Pour l’anniversaire de ma sœur, mes parents ont exigé que je lui achète une voiture à 45 000 dollars, en me prévenant : « Si tu refuses, tu iras vivre dans un orphelinat. » J’étais abasourdi, mais j’ai discrètement commencé à préparer ma riposte. Le jour de son anniversaire, je lui ai offert une petite voiture. Furieux, mes parents ont détruit une voiture dans l’allée, mais je n’arrêtais pas de rire, car le véhicule qu’ils avaient détruit n’était pas le mien.

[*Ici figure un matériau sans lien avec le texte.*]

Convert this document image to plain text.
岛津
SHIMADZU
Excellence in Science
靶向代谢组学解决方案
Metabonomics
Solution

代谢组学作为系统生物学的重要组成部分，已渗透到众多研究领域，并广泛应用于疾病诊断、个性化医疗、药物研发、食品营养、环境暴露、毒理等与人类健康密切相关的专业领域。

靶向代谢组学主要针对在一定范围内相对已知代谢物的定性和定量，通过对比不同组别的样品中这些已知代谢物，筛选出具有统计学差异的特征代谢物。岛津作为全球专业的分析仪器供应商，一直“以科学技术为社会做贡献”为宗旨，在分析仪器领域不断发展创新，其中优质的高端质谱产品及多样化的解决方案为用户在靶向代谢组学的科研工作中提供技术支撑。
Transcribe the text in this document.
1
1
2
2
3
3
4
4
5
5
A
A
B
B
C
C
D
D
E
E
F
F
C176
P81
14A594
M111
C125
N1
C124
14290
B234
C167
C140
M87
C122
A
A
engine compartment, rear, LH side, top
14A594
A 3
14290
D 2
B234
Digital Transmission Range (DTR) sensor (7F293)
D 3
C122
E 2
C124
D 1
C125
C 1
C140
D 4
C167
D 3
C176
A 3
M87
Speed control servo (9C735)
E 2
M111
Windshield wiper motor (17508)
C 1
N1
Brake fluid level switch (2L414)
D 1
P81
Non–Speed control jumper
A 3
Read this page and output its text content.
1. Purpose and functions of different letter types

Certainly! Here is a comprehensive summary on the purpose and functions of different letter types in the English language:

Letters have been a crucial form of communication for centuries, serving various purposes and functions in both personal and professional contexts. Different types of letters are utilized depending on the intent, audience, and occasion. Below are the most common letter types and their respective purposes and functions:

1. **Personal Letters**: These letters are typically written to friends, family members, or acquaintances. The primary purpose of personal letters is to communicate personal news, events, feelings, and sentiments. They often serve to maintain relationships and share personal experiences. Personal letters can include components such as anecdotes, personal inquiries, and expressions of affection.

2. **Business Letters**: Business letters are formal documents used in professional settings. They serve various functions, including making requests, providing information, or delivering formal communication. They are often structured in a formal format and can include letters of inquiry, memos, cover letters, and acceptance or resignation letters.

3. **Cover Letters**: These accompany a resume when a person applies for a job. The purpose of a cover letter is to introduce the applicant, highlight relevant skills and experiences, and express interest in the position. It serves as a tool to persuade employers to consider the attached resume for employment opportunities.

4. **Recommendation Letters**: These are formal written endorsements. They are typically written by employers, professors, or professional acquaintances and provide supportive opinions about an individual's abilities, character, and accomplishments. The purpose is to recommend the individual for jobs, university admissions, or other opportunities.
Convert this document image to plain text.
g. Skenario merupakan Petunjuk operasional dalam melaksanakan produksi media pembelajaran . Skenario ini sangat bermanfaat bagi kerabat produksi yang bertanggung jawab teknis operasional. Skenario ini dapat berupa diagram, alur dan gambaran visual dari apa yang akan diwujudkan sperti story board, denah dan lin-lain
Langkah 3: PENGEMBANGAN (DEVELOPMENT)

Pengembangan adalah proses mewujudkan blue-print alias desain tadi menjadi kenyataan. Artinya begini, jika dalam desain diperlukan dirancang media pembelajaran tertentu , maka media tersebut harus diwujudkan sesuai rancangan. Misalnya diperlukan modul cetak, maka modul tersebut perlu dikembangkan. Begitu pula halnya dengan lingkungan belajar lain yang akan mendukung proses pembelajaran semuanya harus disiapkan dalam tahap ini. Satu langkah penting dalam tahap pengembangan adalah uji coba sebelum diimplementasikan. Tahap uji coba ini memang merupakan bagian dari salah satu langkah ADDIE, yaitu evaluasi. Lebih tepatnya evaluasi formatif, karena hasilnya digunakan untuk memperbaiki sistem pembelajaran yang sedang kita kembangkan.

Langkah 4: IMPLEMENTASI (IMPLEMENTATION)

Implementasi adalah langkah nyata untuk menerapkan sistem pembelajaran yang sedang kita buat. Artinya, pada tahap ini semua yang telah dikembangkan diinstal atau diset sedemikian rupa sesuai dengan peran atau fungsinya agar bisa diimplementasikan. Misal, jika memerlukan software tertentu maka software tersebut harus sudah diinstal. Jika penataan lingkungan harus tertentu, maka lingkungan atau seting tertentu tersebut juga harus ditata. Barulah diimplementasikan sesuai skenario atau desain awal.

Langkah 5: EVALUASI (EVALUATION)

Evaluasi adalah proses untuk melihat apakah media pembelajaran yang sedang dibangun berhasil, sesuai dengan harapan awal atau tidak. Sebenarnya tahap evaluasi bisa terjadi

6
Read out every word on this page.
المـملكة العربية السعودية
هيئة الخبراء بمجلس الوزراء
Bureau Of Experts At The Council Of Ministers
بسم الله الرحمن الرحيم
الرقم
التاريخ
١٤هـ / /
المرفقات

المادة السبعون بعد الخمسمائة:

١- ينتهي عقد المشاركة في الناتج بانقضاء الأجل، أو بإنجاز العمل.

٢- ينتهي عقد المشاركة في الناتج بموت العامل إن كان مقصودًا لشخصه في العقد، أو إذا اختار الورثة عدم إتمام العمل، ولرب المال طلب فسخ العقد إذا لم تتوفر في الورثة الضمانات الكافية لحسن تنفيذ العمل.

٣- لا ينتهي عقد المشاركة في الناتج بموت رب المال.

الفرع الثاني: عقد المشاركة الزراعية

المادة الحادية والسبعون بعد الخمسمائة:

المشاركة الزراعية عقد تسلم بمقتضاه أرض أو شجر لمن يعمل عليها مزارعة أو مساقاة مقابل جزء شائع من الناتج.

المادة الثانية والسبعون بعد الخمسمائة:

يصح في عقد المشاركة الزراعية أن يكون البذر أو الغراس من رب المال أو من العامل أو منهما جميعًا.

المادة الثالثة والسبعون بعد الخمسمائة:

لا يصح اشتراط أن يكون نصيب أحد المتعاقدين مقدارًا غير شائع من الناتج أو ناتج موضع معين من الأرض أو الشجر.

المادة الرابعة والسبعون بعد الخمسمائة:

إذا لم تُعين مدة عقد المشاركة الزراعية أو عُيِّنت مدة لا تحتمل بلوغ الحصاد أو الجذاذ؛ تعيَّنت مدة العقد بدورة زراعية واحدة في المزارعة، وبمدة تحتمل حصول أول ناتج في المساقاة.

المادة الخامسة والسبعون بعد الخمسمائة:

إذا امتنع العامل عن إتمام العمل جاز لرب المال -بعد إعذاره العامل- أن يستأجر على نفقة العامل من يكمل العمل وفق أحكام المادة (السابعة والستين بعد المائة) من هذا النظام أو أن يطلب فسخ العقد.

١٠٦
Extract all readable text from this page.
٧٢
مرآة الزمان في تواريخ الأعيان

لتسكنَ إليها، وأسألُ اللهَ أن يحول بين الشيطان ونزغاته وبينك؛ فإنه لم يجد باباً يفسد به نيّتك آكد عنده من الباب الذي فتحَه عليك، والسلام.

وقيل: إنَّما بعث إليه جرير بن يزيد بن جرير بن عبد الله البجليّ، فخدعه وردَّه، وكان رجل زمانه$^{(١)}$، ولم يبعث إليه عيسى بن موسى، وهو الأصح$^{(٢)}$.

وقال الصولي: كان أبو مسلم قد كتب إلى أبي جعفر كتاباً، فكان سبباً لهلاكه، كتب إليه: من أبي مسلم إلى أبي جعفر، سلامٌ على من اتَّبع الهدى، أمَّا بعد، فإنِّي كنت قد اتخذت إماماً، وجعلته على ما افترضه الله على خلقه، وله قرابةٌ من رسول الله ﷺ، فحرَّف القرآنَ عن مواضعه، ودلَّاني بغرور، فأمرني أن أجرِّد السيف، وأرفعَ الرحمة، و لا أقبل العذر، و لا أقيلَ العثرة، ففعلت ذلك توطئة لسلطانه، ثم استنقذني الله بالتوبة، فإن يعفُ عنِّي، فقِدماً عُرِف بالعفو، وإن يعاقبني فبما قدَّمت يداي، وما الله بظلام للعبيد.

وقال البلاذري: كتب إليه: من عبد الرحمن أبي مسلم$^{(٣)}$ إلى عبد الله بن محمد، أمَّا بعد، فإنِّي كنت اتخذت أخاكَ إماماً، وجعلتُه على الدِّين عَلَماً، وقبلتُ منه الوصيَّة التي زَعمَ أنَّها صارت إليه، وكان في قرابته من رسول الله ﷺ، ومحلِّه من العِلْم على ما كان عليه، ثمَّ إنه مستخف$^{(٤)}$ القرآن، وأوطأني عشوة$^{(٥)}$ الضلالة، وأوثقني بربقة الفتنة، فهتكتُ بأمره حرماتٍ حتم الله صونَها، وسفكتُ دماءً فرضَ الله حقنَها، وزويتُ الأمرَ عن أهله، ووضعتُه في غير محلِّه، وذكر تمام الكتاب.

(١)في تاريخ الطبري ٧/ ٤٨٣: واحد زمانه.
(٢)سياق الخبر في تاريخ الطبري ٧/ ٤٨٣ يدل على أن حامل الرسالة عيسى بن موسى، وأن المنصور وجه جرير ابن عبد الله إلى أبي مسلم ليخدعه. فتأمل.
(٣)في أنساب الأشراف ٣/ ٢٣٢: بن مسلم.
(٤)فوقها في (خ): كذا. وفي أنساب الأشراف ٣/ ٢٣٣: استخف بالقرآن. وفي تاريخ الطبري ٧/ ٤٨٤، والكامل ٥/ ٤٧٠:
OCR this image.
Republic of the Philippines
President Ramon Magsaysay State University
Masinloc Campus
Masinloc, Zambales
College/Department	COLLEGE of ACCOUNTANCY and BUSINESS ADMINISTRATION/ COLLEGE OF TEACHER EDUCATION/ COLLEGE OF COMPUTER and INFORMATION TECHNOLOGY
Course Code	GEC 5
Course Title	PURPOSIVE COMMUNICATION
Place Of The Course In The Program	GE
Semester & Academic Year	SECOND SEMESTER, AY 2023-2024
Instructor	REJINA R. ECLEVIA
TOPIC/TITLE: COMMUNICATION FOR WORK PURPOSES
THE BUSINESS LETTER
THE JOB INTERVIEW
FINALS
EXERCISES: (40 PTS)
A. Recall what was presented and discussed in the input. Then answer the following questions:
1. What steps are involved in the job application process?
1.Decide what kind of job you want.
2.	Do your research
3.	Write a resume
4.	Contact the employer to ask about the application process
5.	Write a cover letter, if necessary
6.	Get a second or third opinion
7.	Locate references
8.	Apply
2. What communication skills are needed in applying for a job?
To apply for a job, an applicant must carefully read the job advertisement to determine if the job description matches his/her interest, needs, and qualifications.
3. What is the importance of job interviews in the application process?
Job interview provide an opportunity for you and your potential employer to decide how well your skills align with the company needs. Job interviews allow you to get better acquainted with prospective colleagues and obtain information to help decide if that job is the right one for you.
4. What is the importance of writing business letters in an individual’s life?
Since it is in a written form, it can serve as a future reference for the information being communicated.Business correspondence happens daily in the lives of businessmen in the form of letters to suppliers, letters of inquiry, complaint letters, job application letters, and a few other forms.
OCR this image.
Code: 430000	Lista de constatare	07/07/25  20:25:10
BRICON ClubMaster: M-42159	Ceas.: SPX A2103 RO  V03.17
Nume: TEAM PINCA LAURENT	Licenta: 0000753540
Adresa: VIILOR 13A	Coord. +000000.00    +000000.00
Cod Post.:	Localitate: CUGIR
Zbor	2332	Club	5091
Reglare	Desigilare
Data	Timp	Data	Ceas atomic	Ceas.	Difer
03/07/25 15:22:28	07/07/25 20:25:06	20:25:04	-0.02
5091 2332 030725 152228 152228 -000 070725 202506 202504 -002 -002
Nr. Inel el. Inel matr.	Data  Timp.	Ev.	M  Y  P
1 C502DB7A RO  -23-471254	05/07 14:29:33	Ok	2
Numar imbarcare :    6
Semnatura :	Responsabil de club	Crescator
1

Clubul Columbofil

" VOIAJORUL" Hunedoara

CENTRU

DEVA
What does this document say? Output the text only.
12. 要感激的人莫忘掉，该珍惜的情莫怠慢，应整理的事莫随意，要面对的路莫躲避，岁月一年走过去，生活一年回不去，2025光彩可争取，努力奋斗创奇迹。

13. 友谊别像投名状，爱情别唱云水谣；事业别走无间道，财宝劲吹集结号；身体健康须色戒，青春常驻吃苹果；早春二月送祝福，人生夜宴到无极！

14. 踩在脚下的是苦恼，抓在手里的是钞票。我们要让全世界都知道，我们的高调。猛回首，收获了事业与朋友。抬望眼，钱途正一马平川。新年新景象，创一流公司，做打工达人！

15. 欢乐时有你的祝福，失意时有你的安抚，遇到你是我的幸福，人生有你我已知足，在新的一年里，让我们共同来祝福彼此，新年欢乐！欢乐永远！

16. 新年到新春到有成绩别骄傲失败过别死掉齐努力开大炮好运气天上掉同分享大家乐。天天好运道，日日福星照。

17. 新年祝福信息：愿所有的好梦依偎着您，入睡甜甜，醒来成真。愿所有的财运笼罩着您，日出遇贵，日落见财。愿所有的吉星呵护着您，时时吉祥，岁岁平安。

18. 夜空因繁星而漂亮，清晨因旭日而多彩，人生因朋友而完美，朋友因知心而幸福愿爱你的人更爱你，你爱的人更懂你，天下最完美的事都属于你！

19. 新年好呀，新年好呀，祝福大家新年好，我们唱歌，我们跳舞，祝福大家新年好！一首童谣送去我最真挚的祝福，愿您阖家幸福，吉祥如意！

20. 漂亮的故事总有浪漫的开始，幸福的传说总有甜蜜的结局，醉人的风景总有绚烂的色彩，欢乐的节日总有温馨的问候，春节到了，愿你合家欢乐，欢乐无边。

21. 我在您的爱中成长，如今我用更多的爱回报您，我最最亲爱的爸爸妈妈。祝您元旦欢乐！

Pour le vingt-et-unième anniversaire de ma sœur, mes parents m’ont appelée à la table de la cuisine. Mon père, Robert, m’a tendu une brochure de concessionnaire et a tapoté l’image d’un SUV blanc nacré.
« Quarante-cinq mille », dit-il d’un ton neutre. « Sabrina le mérite. »
C’est moi qui cumulais deux emplois tout en économisant pour mes études d’infirmière. Sabrina, quant à elle, « prenait le temps de se retrouver », ce qui signifiait généralement dépenser de l’argent qui n’était pas le sien.
« Je ne peux pas », ai-je dit. « C’est impossible. »
Ma mère, Diane, n’a même pas sourcillé. « Si tu refuses, va vivre dans un orphelinat. »
C’était leur menace préférée. J’ai été adopté, et ils ne me l’ont jamais laissé oublier. Même adulte, le message restait toujours aussi blessant : tu n’as ta place ici que si tu payes.
Mon père s’est penché plus près. « Fais un emprunt. Vends ta voiture. Fais ce qu’il faut, Hannah, ou bien fais tes valises. »
J’ai gardé une expression neutre. « D’accord », ai-je dit. « Je m’en occupe. »
Mais dès que j’ai fermé la porte de ma chambre, le tremblement qui m’habitait s’est mué en une certitude plus aiguë : la clarté. S’ils désiraient tant une voiture, je leur en donnerais une.